Scenario planning in FP&A
Financial planning entails effectively defining and timing future resource deployments. Scenario planning is a technique used in FP&A to help guide companies through considerable uncertainty, contemplating various paths of possibilities. Despite our best attempts, our forecasts will have inherent errors; actual results deviating from the figures we had anticipated hitting. Rather than marry our plans to one set of forecast figures, companies may employ a varied approach, contemplating optimistic and low-cases and assigning probabilities to each. With such an approach, organizations remain more forward-thinking and agile for change. circumstances change.
Rather than simply crafting possible scenarios, it’s wise to simulate how changing assumptions and drivers may impact certain results. This allows the company to almost create a future reality before future reality occurs. While planning for scenarios is wise, allowing an organization to contemplate how the direction of the business may change, actual tracking is extremely important. By tracking ongoing performance, it is evident if either these cases become more likely to come to fruition or if a more normalized case is to be realized. When the company knows how it is faring, versus its expectation, can it pivot and refresh its scenarios. In fact, the most capable companies can recalibrate their scenario planning in real-time when circumstances trigger a change.

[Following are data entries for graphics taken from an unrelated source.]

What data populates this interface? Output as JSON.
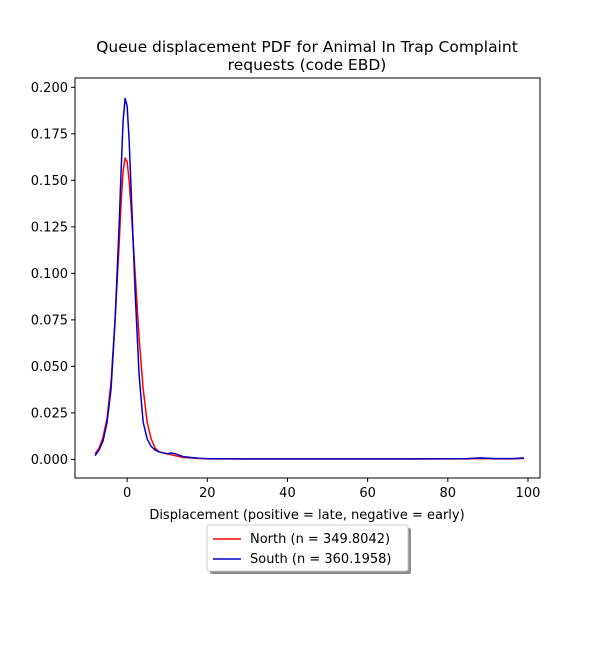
{
  "chart_data": {
    "type": "line",
    "title_line1": "Queue displacement PDF for Animal In Trap Complaint",
    "title_line2": "requests (code EBD)",
    "xlabel": "Displacement (positive = late, negative = early)",
    "ylabel": "",
    "xlim": [
      -13,
      103
    ],
    "ylim": [
      -0.01,
      0.205
    ],
    "x_ticks": [
      0,
      20,
      40,
      60,
      80,
      100
    ],
    "y_ticks": [
      0.0,
      0.025,
      0.05,
      0.075,
      0.1,
      0.125,
      0.15,
      0.175,
      0.2
    ],
    "y_tick_labels": [
      "0.000",
      "0.025",
      "0.050",
      "0.075",
      "0.100",
      "0.125",
      "0.150",
      "0.175",
      "0.200"
    ],
    "grid": false,
    "legend_position": "below-center",
    "series": [
      {
        "name": "North (n = 349.8042)",
        "color": "#ff0000",
        "points": [
          [
            -8,
            0.003
          ],
          [
            -7,
            0.006
          ],
          [
            -6,
            0.012
          ],
          [
            -5,
            0.022
          ],
          [
            -4,
            0.042
          ],
          [
            -3,
            0.075
          ],
          [
            -2,
            0.115
          ],
          [
            -1.5,
            0.138
          ],
          [
            -1,
            0.155
          ],
          [
            -0.5,
            0.162
          ],
          [
            0,
            0.16
          ],
          [
            0.5,
            0.15
          ],
          [
            1,
            0.135
          ],
          [
            2,
            0.1
          ],
          [
            3,
            0.065
          ],
          [
            4,
            0.038
          ],
          [
            5,
            0.02
          ],
          [
            6,
            0.011
          ],
          [
            7,
            0.006
          ],
          [
            8,
            0.004
          ],
          [
            10,
            0.003
          ],
          [
            12,
            0.002
          ],
          [
            14,
            0.001
          ],
          [
            16,
            0.0008
          ],
          [
            18,
            0.0005
          ],
          [
            20,
            0.0003
          ],
          [
            30,
            0.0002
          ],
          [
            50,
            0.0002
          ],
          [
            70,
            0.0002
          ],
          [
            85,
            0.0003
          ],
          [
            88,
            0.0005
          ],
          [
            92,
            0.0003
          ],
          [
            96,
            0.0003
          ],
          [
            99,
            0.0005
          ]
        ]
      },
      {
        "name": "South (n = 360.1958)",
        "color": "#0000cc",
        "points": [
          [
            -8,
            0.002
          ],
          [
            -7,
            0.005
          ],
          [
            -6,
            0.01
          ],
          [
            -5,
            0.02
          ],
          [
            -4,
            0.038
          ],
          [
            -3,
            0.075
          ],
          [
            -2,
            0.125
          ],
          [
            -1.5,
            0.155
          ],
          [
            -1,
            0.182
          ],
          [
            -0.5,
            0.194
          ],
          [
            0,
            0.19
          ],
          [
            0.5,
            0.172
          ],
          [
            1,
            0.145
          ],
          [
            2,
            0.09
          ],
          [
            3,
            0.045
          ],
          [
            4,
            0.02
          ],
          [
            5,
            0.011
          ],
          [
            6,
            0.007
          ],
          [
            7,
            0.005
          ],
          [
            8,
            0.004
          ],
          [
            10,
            0.003
          ],
          [
            11,
            0.0035
          ],
          [
            12,
            0.003
          ],
          [
            14,
            0.0015
          ],
          [
            16,
            0.001
          ],
          [
            18,
            0.0006
          ],
          [
            20,
            0.0004
          ],
          [
            30,
            0.0003
          ],
          [
            50,
            0.0003
          ],
          [
            70,
            0.0003
          ],
          [
            85,
            0.0004
          ],
          [
            88,
            0.0008
          ],
          [
            92,
            0.0004
          ],
          [
            96,
            0.0004
          ],
          [
            99,
            0.0008
          ]
        ]
      }
    ]
  }
}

Scenario Planning can be used for different purposes
The essence of scenario planning is consistent whether considering enterprise-type planning or even personal financial planning. In the context of personal finance, many of us may employ scenario planning to estimate our future retirement balance. Rather than sensitize just one input, such as average annual rate of return, scenario planning allows us to manage the forecast across all key elements. For instance, we may designate an aggressive scenario with an average annual rate of return of 16%, a standard deviation of 0.21, an annual investment of $30,000, and a years-to-retirement of 30 years. Alternatively, we may designate a conservative scenario with an average annual rate of return of 8%, a standard deviation of 0.10, an annual investment of $35,000, and a years-to-retirement of 35 years. We should be intentional about creating an ability to easily toggle between scenarios and plan accordingly for the future. If we, as a personal investor, determine that the conservative case is our preferred investment strategy to achieve our objectives, we can operate in line with those parameters. As time progresses, and our reality changes, we can develop new scenarios that help guide us accordingly.
Scenario planning for enterprises is very similar. An excellent use for scenario planning is in the analysis of capital expenditures. Capex forecasting is notoriously difficult, as it contemplates how near-term investment in assets will translate into long-term benefit, yet to be realized. Scenario planning allows an organization to assess not just how potential projects will be planned, but how they will affect financial metrics such as liquidity and return on assets. Various forecasts should be created allowing the comparison of what-if scenarios, allowing the visualization of the potential result before dedicating large sums to investment.
For example, our company may contemplate development and maintenance of an ERP system at a cost of $1.75 million and annual incremental expenses for hiring, marketing, customer service, and other administration. These expenses, depending on the scenario contemplated, range in total from $223,000 to $556,000. Incremental gross profit, depending on the scenario contemplated, ranges from $302,000 to $688,000. Our decision to invest in the ERP system is largely justified by which scenario we believe is most realistic.
Like sensitivity analysis, scenario planning should consider probabilities assigned to each pathway. If we contemplate three scenarios in the above ERP business case – best case, base case, and worst case – we should conduct diligence to determine which of the cases is most and least likely and to what extent. For example, if we determine the best case to be 50% probable, base case to be 30% probable, and the worst case to be 20% probable, we can arrive at an outcome more heavily weighted toward the upside. Knowing these scenario probabilities allows us to plan with a heightened degree of confidence in our forecast and, ultimately, our decisions. Similar to a sensitivity analysis, we should contemplate how we can more effectively manage risk across the scenario by focusing on the key individual drivers.
A company that makes decisions without scenario planning is tying itself to a limited number of assumptions and exposing itself to unnecessary risk. Yet, a company that utilizes scenarios in its planning efforts is positioned to move quickly. Public and PE-funded companies, in particular should be wary of the pressures of earnings expectations, which often require the company to back into targeted figures rather than arrive at them through the development of possible scenarios. Despite external pressures, companies should identify earnings estimates as just one of the many outputs and objectives that scenario planning can help reach. Finally, as organizations grow more confident in their scenario forecasting, they increase their ability to reduce their planning cycles – an unforeseen benefit of this technique.